- Second baseman
- Born: September 21, 1976 (age 49) San Pedro de Macorís, Dominican Republic
- Batted: RightThrew: Right

MLB debut
- July 16, 2001, for the Detroit Tigers

Last MLB appearance
- July 16, 2001, for the Detroit Tigers

MLB statistics
- Games: 1
- Plate appearances: 0
- Putouts: 1
- Stats at Baseball Reference

Teams
- Detroit Tigers (2001);

= Pedro Santana (baseball) =

Dominican baseball player (born 1976)

Pedro C. Santana (born September 21, 1976) is a Dominican former Major League Baseball (MLB) player who played for the Detroit Tigers in 2001. He is 5'11" and weighs 160 lbs.

==Career==
On July 16, 2001, Santana appeared in the only game of his MLB career. He entered the game in the eighth inning as a defensive replacement at second base in place of Damion Easley and batting second in the lineup. The Tigers, who were losing to the Cincinnati Reds 9–1, batted the number four, five, six, and seven hitters in the top of the ninth inning to close out the game.
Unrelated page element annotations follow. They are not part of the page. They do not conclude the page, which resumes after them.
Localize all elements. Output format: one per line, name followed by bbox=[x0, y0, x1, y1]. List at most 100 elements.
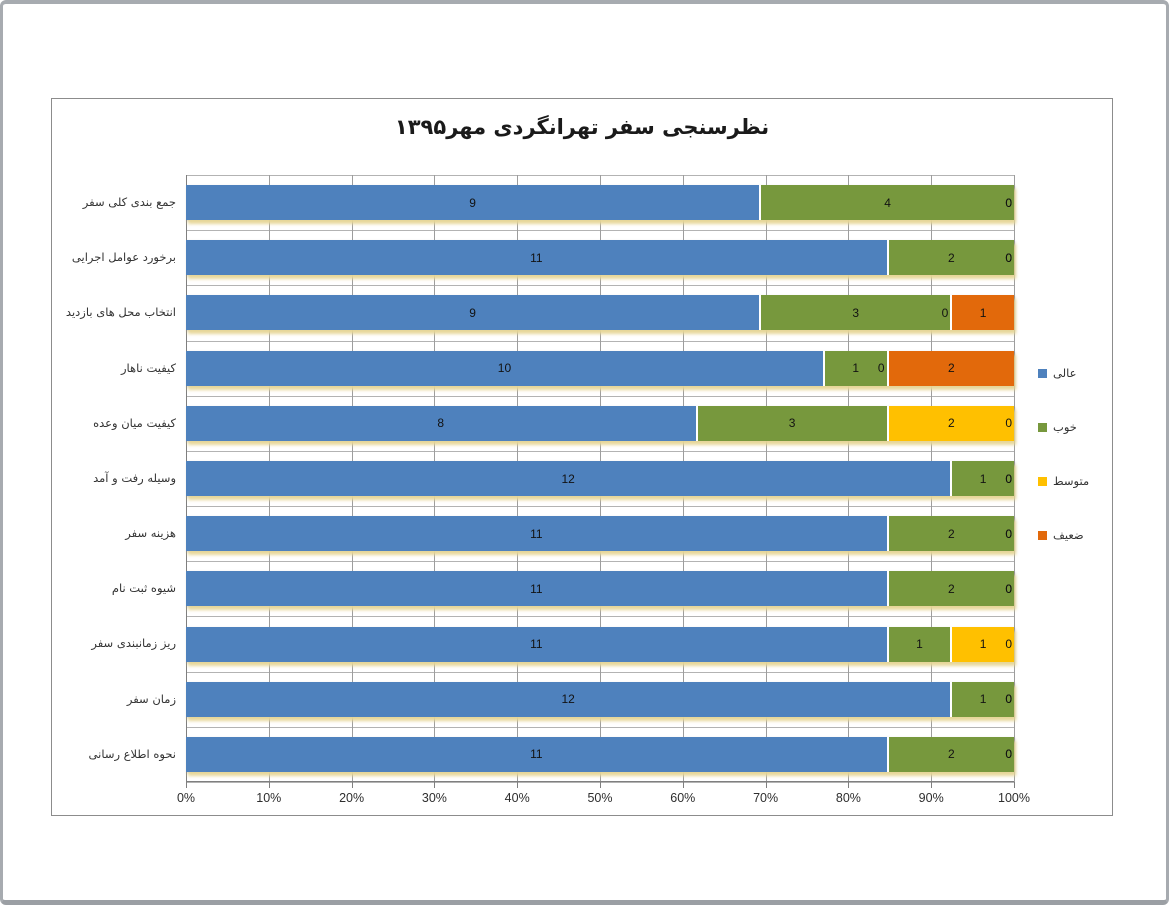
data-label-zero: 0 bbox=[1005, 747, 1012, 762]
bar-segment[interactable]: 11 bbox=[186, 571, 887, 607]
data-label: 11 bbox=[530, 747, 543, 762]
category-label: وسیله رفت و آمد bbox=[93, 470, 176, 485]
bar-segment[interactable]: 1 bbox=[950, 626, 1014, 662]
bar-segment[interactable]: 1 bbox=[886, 626, 951, 662]
bar-stack[interactable]: 11 1 1 0 bbox=[186, 626, 1014, 662]
category-axis: جمع بندی کلی سفر برخورد عوامل اجرایی انتخا… bbox=[52, 175, 178, 782]
category-label: هزینه سفر bbox=[125, 526, 176, 541]
axis-tick bbox=[186, 782, 187, 788]
data-label-zero: 0 bbox=[1005, 195, 1012, 210]
data-label: 10 bbox=[497, 361, 512, 376]
data-label-zero: 0 bbox=[1005, 250, 1012, 265]
data-label: 2 bbox=[947, 581, 955, 596]
bar-stack[interactable]: 12 1 0 0 bbox=[186, 681, 1014, 717]
bar-stack[interactable]: 8 3 2 0 bbox=[186, 405, 1014, 441]
chart-area[interactable]: نظرسنجی سفر تهرانگردی مهر۱۳۹۵ جمع بندی ک… bbox=[51, 98, 1113, 816]
plot-area: 0% 10% 20% 30% 40% 50% 60% 70% 80% 90% 100% 9 4 0 0 11 2… bbox=[177, 175, 1030, 805]
bar-segment[interactable]: 11 bbox=[186, 626, 887, 662]
axis-tick bbox=[517, 782, 519, 788]
category-label: نحوه اطلاع رسانی bbox=[88, 746, 176, 761]
bar-segment[interactable]: 3 bbox=[695, 405, 887, 441]
axis-tick bbox=[765, 782, 767, 788]
data-label: 2 bbox=[947, 361, 955, 376]
bar-stack[interactable]: 11 2 0 0 bbox=[186, 240, 1014, 276]
bar-segment[interactable]: 11 bbox=[186, 516, 887, 552]
axis-tick bbox=[351, 782, 353, 788]
bar-segment[interactable]: 2 bbox=[886, 736, 1014, 772]
bar-segment[interactable]: 2 bbox=[886, 405, 1014, 441]
legend-item[interactable]: متوسط bbox=[1038, 473, 1089, 489]
data-label: 9 bbox=[469, 195, 476, 210]
bar-segment[interactable]: 9 bbox=[186, 295, 760, 331]
bar-stack[interactable]: 12 1 0 0 bbox=[186, 461, 1014, 496]
axis-tick bbox=[268, 782, 270, 788]
data-label-zero: 0 bbox=[1005, 471, 1012, 486]
data-label-zero: 0 bbox=[1005, 581, 1012, 596]
category-label: ریز زمانبندی سفر bbox=[91, 636, 176, 651]
data-label-zero: 0 bbox=[1005, 692, 1012, 707]
axis-tick bbox=[600, 782, 601, 788]
bar-stack[interactable]: 10 1 0 2 bbox=[186, 350, 1014, 386]
axis-tick bbox=[434, 782, 436, 788]
bar-segment[interactable]: 9 bbox=[186, 185, 760, 221]
bar-segment[interactable]: 12 bbox=[186, 681, 951, 717]
bar-stack[interactable]: 11 2 0 0 bbox=[186, 571, 1014, 607]
bar-segment[interactable]: 2 bbox=[886, 350, 1014, 386]
data-label: 1 bbox=[852, 361, 860, 376]
x-axis-tick-label: 80% bbox=[835, 791, 861, 805]
data-label-zero: 0 bbox=[877, 361, 885, 376]
legend: عالی خوب متوسط ضعیف bbox=[1038, 365, 1089, 581]
x-axis-tick-label: 30% bbox=[421, 791, 447, 805]
category-label: جمع بندی کلی سفر bbox=[82, 195, 176, 209]
data-label: 1 bbox=[979, 471, 987, 486]
data-label: 12 bbox=[561, 471, 575, 486]
data-label: 4 bbox=[884, 195, 891, 210]
data-label-zero: 0 bbox=[1005, 637, 1012, 652]
data-label-zero: 0 bbox=[1005, 526, 1012, 541]
legend-item[interactable]: عالی bbox=[1038, 365, 1089, 381]
bar-stack[interactable]: 11 2 0 0 bbox=[186, 736, 1014, 772]
legend-marker bbox=[1038, 368, 1047, 378]
bar-stack[interactable]: 11 2 0 0 bbox=[186, 516, 1014, 552]
data-label-zero: 0 bbox=[941, 305, 949, 320]
bar-segment[interactable]: 12 bbox=[186, 461, 951, 496]
legend-item[interactable]: ضعیف bbox=[1038, 527, 1089, 543]
value-gridline bbox=[1014, 175, 1015, 782]
category-label: کیفیت ناهار bbox=[120, 360, 176, 375]
bar-segment[interactable]: 2 bbox=[886, 240, 1014, 276]
bar-segment[interactable]: 8 bbox=[186, 405, 696, 441]
axis-tick bbox=[848, 782, 850, 788]
data-label-zero: 0 bbox=[1005, 471, 1012, 486]
bar-segment[interactable]: 3 bbox=[759, 295, 951, 331]
legend-label: ضعیف bbox=[1053, 528, 1084, 542]
x-axis-tick-label: 70% bbox=[753, 791, 779, 805]
data-label: 1 bbox=[979, 637, 987, 652]
legend-item[interactable]: خوب bbox=[1038, 419, 1089, 435]
x-axis-tick-label: 50% bbox=[587, 791, 613, 805]
bar-segment[interactable]: 2 bbox=[886, 571, 1014, 607]
bar-segment[interactable]: 2 bbox=[886, 516, 1014, 552]
data-label: 2 bbox=[947, 416, 955, 431]
data-label: 1 bbox=[979, 305, 987, 320]
data-label: 3 bbox=[788, 416, 796, 431]
bar-segment[interactable]: 1 bbox=[950, 461, 1014, 496]
data-label: 11 bbox=[530, 581, 543, 596]
category-label: برخورد عوامل اجرایی bbox=[71, 250, 176, 265]
bar-segment[interactable]: 1 bbox=[950, 681, 1014, 717]
data-label: 2 bbox=[947, 747, 955, 762]
x-axis-tick-label: 0% bbox=[176, 791, 196, 805]
bar-stack[interactable]: 9 3 0 1 bbox=[186, 295, 1014, 331]
legend-marker bbox=[1038, 530, 1047, 540]
bar-segment[interactable]: 10 bbox=[186, 350, 823, 386]
x-axis-tick-label: 60% bbox=[670, 791, 696, 805]
data-label: 11 bbox=[530, 526, 543, 541]
bar-segment[interactable]: 4 bbox=[759, 185, 1014, 221]
bar-segment[interactable]: 1 bbox=[822, 350, 887, 386]
bar-segment[interactable]: 11 bbox=[186, 240, 887, 276]
bar-segment[interactable]: 11 bbox=[186, 736, 887, 772]
data-label: 9 bbox=[469, 305, 476, 320]
x-axis-tick-label: 10% bbox=[256, 791, 282, 805]
bar-segment[interactable]: 1 bbox=[950, 295, 1014, 331]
Santana finished the game without a plate appearance, although he did record a putout of Reds second basemen Juan Castro to close out the eighth inning. This puts Santana in select company with other non-pitchers who appeared in a major league game but did not receive a plate appearance, such as Moonlight Graham. Santana was originally called up on July 13 when the Tigers put starting third baseman Dean Palmer on the disabled list; and was sent back down to the minors when the team activated starting shortstop Deivi Cruz on July 18.

Santana's brief appearance was notable, as the game took place in July, as opposed to later in the season when rosters expand during September call-ups. Santana was not called up that September, despite remaining on the 40-man roster.